Livia lay awake in her sleeping-bag. The wooden floor was hard under her back. She heard the soft breathing of the others and wondered what they dreamt of. Were all their thoughts and dreams as complicated as hers?
"Liv?" It was Marcus, still awake, too. "Are you sure you're all right?" His voice sounded so reasonable, so strong, so ignorant.
Don't ask. Don't ask. Don't bloody well ask or you might not like the answer. I feel like a speck of dust floating on the skin of the water. What will happen when the wind blows hard and the water shakes its skin away?As I say, don't do it too much or it gets irritating. The endless, angsty, internal thoughts of a character can be boring. So, keep the device for when you need it.
NB: if your story is in the first person, you do not also need the italicised internal ranting bits. Sounds obvious, but I keep seeing it in beginner writers' work. First person IS internal narration, so you don't need to differentiate.
First person is also tricky because you may be restricted from using descriptive language. This is because you can only use the language that the character would use. You must get into that character's voice and stay in it. If your character would not think of describing the pretty flowers, you can't describe the pretty flowers either.

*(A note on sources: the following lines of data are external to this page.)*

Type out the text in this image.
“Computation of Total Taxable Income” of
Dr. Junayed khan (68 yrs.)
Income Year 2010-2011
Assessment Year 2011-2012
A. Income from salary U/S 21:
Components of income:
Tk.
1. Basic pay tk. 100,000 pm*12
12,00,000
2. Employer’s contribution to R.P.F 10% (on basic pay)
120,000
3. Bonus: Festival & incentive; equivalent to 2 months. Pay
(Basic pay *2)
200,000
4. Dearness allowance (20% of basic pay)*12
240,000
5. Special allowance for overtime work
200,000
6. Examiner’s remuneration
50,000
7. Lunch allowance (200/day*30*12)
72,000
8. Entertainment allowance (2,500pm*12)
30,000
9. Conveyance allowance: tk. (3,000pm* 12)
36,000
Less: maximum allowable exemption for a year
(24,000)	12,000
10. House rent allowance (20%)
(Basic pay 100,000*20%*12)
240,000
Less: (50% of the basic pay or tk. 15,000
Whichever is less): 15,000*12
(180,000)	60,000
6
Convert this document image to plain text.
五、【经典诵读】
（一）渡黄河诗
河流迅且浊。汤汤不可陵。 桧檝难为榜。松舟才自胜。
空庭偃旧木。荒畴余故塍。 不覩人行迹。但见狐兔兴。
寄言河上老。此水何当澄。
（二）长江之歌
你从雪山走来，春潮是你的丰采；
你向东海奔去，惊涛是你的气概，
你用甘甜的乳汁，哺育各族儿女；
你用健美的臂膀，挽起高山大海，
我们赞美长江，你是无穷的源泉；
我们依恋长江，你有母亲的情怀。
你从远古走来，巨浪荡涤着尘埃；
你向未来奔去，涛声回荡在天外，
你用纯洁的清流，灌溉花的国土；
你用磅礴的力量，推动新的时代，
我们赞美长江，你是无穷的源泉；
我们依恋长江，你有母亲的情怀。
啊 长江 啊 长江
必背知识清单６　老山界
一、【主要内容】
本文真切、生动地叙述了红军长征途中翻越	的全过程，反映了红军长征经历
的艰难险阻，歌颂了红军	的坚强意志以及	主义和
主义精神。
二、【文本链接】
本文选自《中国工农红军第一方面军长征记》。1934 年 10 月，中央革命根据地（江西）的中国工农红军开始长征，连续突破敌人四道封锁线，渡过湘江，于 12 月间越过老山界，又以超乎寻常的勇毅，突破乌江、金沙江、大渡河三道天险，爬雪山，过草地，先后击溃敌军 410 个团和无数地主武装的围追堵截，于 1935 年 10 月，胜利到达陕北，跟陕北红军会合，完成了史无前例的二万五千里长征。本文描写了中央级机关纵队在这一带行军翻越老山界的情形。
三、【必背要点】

I use the omniscient narrator in my next novel, Wasted. It's a highly individual, often sardonic, detached POV, really like some kind of fascinated God looking down and playing with the events below. It's right for this story but wouldn't have worked in other things I've written. It's right because in a way this book is about how the world works and how, if there were a God, he might play dice.
Narrator, POV and voice are intrinsic to your book. They will define it. And they are not things to think about later - you'll be able to tweak them later, to get them perfect and iron out any slippages, but you must nail them fully at the start. They will colour everything else you do.
Remember, for every sentence ask yourself: says who?